Charles Allotey of the Health Access Network, a non-governmental organisation that aims to ensure that the public gets healthcare and proper medicines at an affordable cost, says that the ministry has had a difficult job detecting counterfeit medicines.

“It is a technical problem that is difficult to detect and it would be harsh to say the ministry had not done any work on this issue. Suspicion arises only when a particular medicine is used and produces no result and this must be proved by analysis.”

Gyansa-Lutterodt was concerned that the use of counterfeit medicines will have serious implications on people’s health, as many believe they are taking the legitimate drugs to treat their illnesses.

Thomas Amedzro, head of the FDB’s drug post market surveillance, agrees with Gyansa-Lutterodt that the sale and use of fake medicines has a serious impact on the health of Ghanaians.

“We have found out that some fake antibiotics have found their way into the country, and any patient that is given them could die because of the poor efficacy of the drug – this shows that we are battling a real problem.

“It is a serious threat … we have come across some aphrodisiacs being sold in the country that contain 10 times (the approved level of) active ingredients and impurities.”

Amedzro said as a regulator, the FDB’s duty is to ensure that products are safe for use by the public.

“We do this by ensuring that manufacturers register their products as well as packaging. In the case of importers, we send our officers to the countries of origin to ensure that the manufacturing site really exits,” he said. He explained this usually happens when suppliers of generic drugs apply to sell medicine in Ghana.
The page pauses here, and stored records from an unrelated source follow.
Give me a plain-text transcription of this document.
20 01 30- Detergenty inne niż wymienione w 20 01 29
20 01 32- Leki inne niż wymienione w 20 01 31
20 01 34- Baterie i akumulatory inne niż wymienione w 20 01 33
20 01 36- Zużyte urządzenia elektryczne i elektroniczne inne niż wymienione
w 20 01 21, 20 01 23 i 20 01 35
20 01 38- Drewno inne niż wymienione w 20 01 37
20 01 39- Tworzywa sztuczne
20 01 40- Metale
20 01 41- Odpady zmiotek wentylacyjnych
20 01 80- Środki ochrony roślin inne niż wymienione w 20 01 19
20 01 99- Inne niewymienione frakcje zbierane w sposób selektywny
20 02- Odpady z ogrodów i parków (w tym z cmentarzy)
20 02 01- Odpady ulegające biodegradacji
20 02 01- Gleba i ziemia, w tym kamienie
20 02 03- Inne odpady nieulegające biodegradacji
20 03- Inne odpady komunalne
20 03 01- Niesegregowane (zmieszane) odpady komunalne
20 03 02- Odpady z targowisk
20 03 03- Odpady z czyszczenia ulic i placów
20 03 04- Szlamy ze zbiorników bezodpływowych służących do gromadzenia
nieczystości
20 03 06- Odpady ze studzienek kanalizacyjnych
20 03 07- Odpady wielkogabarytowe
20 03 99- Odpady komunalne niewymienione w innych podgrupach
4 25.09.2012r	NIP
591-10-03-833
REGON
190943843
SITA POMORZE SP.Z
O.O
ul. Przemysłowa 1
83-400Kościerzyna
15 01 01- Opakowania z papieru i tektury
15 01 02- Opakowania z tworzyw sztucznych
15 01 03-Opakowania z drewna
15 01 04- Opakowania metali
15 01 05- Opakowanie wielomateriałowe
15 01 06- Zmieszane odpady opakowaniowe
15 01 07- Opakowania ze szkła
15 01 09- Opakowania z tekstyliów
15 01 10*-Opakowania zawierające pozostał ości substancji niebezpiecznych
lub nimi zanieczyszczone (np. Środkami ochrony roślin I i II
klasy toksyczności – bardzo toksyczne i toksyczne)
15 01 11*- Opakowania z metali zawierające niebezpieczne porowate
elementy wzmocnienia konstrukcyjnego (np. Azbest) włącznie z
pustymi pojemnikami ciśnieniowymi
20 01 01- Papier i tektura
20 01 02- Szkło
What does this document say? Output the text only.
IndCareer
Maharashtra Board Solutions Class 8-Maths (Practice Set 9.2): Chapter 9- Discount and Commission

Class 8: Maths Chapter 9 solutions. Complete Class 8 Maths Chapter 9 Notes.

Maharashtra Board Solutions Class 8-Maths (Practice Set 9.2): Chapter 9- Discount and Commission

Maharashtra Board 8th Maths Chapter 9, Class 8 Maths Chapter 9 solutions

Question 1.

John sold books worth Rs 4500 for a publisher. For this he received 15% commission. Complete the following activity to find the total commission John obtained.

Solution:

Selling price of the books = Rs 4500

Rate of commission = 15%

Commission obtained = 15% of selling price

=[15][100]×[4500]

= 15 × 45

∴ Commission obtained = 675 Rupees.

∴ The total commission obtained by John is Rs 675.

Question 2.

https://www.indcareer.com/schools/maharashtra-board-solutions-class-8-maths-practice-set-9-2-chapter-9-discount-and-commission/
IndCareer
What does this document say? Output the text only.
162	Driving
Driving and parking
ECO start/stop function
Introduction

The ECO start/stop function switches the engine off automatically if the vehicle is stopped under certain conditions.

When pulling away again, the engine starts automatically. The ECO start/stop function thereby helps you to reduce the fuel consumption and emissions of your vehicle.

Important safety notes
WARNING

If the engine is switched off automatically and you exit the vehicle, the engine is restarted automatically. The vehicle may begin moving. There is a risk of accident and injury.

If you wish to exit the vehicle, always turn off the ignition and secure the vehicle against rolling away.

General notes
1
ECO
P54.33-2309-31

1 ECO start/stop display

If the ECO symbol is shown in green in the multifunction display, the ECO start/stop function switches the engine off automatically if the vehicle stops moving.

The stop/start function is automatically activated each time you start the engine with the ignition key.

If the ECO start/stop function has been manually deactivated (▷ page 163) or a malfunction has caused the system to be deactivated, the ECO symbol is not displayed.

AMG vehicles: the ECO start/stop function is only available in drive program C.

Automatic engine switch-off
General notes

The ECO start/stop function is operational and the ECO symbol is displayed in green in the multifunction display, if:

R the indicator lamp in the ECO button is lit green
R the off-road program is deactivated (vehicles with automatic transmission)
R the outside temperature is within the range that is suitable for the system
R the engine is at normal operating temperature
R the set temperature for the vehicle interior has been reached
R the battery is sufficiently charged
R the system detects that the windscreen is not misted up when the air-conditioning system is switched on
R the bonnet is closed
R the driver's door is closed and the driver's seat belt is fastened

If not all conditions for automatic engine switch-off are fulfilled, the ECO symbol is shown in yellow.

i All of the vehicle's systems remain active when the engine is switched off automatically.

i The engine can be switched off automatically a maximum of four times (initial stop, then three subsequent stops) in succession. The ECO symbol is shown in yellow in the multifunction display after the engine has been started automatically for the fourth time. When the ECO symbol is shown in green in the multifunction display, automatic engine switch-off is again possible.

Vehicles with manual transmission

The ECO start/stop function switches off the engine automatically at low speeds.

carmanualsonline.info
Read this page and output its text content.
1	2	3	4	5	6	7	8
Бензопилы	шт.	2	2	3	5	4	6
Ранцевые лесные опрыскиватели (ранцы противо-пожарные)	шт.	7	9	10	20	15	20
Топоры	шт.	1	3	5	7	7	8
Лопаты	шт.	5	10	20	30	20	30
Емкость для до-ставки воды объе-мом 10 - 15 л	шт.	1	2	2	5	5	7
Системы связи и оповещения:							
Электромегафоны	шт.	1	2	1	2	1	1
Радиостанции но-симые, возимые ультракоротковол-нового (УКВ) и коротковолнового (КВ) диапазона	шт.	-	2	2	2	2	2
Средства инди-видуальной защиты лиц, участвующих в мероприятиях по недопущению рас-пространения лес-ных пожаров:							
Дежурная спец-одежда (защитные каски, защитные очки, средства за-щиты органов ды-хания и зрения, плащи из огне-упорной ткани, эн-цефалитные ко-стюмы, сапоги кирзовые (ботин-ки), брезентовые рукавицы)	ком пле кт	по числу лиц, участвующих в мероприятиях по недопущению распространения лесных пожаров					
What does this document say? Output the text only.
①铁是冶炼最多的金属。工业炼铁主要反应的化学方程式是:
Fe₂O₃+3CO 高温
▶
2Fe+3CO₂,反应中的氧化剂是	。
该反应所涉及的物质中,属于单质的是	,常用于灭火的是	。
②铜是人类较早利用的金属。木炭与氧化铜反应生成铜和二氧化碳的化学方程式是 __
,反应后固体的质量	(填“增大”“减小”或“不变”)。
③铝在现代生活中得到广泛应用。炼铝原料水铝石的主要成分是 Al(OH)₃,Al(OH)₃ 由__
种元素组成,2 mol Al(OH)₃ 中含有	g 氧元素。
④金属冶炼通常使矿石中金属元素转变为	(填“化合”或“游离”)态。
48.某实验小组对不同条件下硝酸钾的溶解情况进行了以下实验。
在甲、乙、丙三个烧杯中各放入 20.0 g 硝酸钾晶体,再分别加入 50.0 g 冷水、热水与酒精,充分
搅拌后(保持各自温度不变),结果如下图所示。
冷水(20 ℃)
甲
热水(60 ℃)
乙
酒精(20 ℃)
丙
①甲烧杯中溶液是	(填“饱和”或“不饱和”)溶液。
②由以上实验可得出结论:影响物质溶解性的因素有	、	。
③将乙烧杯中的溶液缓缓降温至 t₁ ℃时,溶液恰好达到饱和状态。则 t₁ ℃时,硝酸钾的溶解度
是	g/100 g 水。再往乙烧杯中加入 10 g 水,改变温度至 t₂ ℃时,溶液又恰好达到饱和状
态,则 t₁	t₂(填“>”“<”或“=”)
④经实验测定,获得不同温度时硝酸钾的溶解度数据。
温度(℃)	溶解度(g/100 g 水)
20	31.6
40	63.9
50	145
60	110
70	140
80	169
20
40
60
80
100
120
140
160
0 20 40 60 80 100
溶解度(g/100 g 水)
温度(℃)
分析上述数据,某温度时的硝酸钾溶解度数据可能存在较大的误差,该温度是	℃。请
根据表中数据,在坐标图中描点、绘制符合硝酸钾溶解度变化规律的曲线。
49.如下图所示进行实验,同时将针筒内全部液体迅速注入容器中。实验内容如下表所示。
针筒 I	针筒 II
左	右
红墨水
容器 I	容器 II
“The FDB does not have the personnel to patrol our vast land borders and it is this problem that we now encounter,” he added, referring to the way counterfeit medication was entering the country.

Amedzro said: “There is also the need to educate the people first so that they understand what fake medicines mean to their health.

“We also need to encourage the public to stop buying just from any place of sale. In addition, there is the need for the public to report those who sell medicine without registration,” he added.